I have to say that I have not been entertained as much by an Australian movie since the early 1990's when Muriel's Wedding and Priscilla, Queen of the desert hit our screens. A very human drama of a working class family in Sydney's western suburbs that strikes the right note between comedy and drama which is often difficult to pull off. Brenda Blethlyn, playing the domineering Mother does so very well with the result that perhaps her character tends to grate a little by the end of the film but that was only after approximately two hours spending with her and not a life time that the characters around her have had to endure.
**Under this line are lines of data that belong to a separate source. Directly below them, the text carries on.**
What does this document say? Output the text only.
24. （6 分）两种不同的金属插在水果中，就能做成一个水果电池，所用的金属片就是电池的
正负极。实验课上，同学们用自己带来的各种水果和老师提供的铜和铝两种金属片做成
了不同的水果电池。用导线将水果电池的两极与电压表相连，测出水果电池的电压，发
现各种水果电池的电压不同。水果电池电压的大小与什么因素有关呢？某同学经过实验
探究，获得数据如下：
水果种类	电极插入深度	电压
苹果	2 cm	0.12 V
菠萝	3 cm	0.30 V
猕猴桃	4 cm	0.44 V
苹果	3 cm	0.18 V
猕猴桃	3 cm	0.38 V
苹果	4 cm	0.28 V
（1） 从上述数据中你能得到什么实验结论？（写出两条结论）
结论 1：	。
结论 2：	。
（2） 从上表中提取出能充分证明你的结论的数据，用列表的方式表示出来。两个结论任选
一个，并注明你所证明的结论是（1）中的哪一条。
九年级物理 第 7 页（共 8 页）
She is perfectly cast in this role but for me the real stars were Emma Booth who plays the love interest of her son and Khan Chittenden her boyfriend and young man experiencing his sexual awakening. Also worthy of mention is Frankie J Holden as the father and ex-partner of the Blethlyn character. An entirely believable human drama that will have you totally engrossed in the characters until the final reel. How good it is to see that the Australian film industry can still put out such quality cinema with a universal appeal. Go see it you won't be disappointed!